Die passende Hebamme zu finden, wird durch das Kölner Hebammennetzwerk einfacher. Foto: © Kerstin Pukall

Das Kölner Hebammennetzwerk ist in der momentanen Situation eines akuten Mangels an freiberuflichen Hebammen wichtiger denn je. Ein Blick auf einen Verein, der mehr ist als eine reine Vermittlungsorganisation zwischen Frauen und Hebammen.

Das Kölner Hebammennetzwerk führt Frauen und Hebammen zusammen und dient den Kölner Hebammen als Netzwerk. Zurzeit hat der eingetragene Verein etwa 150 aktive Mitglieder, die am „Vermittlungsbetrieb” teilnehmen, und 30 passive „fördernde” Mitglieder. Er finanziert sich ausschließlich über Mitgliedsbeiträge und wird getragen vom ehrenamtlichen Engagement vieler Hebammen, die im Laufe von 20 Jahren das Netzwerk aufgebaut haben.

Im persönlichen Kontakt

Das Netzwerk hat ein kleines Büro im Kölner Gesundheitsamt. Dort sitzt jeden Tag eine Hebamme aus einem Team von etwa zehn Kolleginnen und übernimmt den Bürodienst. Am Telefon und am Computer nimmt sie drei Stunden am Tag Anrufe und E-Mails von Frauen aus Köln und den umliegenden Gemeinden wie Frechen, Hürth, Kerpen oder Brühl entgegen. Die meisten Frauen waren bis dahin vergeblich auf der Suche nach einer Hebamme, weil die Kolleginnen keine Zeit mehr hatten oder nur in anderen Stadtteilen arbeiten. Aber auch die Sozialdienste der Kölner Krankenhäuser und Einrichtungen wie die Schwangerenkonfliktberatung des Gesundheitsamtes, die Frühen Hilfen oder Mutter-Kind-Heime wenden sich mit kurzfristigen Wochenbettanfragen ihrer Klientinnen an das Kölner Hebammennetzwerk. Der Verein vermittelt selbst keine Familienhebammen, sondern leitet entsprechende Anfragen an die Frühen Hilfen weiter, deren Büros sich direkt nebenan im Gesundheitsamt befinden. Auch durch diese räumliche Nähe arbeiten die Netzwerkerinnen eng mit SozialarbeiterInnen oder Familienhebammen zusammen.

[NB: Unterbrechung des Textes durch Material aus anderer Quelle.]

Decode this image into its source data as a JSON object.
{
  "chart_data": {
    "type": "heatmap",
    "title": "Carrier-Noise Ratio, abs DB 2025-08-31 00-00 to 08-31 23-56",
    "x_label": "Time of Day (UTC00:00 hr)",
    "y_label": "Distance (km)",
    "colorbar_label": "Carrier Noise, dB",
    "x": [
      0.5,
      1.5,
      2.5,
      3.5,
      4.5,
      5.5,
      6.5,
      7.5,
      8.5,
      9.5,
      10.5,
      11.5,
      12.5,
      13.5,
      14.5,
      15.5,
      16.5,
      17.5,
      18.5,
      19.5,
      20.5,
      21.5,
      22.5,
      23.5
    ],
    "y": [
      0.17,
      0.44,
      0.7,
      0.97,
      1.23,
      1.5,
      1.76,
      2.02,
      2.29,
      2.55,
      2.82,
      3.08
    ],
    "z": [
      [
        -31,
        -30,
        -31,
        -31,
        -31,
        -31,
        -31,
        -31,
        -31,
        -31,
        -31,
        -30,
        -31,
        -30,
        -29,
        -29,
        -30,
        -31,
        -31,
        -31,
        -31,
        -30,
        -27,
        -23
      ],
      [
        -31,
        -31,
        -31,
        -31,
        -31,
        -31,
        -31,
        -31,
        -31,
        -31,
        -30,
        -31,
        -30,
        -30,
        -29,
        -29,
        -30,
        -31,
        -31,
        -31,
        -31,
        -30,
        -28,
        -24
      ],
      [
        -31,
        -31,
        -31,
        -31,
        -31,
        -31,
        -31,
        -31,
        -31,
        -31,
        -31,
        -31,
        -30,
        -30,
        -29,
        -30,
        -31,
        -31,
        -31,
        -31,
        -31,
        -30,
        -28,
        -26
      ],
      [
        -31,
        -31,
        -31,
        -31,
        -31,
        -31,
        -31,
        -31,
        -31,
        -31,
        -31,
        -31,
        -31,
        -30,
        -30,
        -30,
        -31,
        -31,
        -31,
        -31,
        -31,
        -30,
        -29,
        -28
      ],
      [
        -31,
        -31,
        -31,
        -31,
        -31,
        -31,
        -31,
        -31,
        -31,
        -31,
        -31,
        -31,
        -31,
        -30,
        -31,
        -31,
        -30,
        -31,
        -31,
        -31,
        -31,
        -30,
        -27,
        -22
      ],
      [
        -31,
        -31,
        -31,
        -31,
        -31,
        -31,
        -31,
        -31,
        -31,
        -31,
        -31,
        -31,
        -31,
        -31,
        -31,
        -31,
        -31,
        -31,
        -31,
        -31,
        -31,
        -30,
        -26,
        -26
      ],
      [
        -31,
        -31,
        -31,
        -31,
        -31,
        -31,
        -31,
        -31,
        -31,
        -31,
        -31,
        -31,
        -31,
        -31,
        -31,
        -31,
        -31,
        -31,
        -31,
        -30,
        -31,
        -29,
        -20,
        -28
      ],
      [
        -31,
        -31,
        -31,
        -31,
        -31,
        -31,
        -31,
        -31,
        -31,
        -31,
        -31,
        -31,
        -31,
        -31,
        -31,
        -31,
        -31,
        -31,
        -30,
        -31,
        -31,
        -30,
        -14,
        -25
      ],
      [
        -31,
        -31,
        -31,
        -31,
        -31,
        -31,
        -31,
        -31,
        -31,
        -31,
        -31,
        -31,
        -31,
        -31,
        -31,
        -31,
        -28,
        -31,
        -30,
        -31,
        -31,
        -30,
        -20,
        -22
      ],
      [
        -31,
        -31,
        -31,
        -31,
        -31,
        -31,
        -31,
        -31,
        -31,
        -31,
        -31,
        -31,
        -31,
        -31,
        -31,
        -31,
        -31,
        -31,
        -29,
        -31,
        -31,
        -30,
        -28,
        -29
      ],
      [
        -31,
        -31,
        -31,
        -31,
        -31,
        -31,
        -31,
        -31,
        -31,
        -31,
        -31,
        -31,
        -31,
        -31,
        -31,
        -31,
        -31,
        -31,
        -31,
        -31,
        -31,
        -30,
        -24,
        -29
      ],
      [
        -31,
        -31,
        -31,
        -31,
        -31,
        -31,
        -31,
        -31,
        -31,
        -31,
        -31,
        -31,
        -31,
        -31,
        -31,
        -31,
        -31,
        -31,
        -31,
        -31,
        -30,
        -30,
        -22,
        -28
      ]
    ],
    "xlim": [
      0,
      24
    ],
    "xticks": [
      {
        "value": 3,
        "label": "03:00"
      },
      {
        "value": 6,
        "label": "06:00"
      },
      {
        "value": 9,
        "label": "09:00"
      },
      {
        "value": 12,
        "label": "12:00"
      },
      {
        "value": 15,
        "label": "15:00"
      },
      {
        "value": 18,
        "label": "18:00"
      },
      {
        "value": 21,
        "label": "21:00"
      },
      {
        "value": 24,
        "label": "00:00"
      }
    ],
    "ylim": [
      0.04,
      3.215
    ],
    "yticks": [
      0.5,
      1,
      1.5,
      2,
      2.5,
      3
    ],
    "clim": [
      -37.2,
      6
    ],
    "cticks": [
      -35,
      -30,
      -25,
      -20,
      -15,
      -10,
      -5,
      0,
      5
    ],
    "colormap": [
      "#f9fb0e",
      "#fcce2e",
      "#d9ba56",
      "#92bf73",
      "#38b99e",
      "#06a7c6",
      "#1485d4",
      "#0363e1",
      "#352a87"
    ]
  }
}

Das Hebammennetzwerk hat einen Überblick darüber, wo die angegliederten Hebammen arbeiten und welche Betreuungen sie übernehmen können. Nachdem die Daten der suchenden Frau in die digitale Datenbank aufgenommen wurden, liefert dieses den Namen einer zeitlich und örtlich passenden Hebamme, soweit verfügbar. Diese benachrichtigt die Netzwerkmitarbeiterin dann über die Anfrage der betreffenden Frau und gibt deren Kontaktdaten durch. Die Hebamme meldet sich bei ihr und informiert das Netzwerk über die gelungene Kontaktaufnahme.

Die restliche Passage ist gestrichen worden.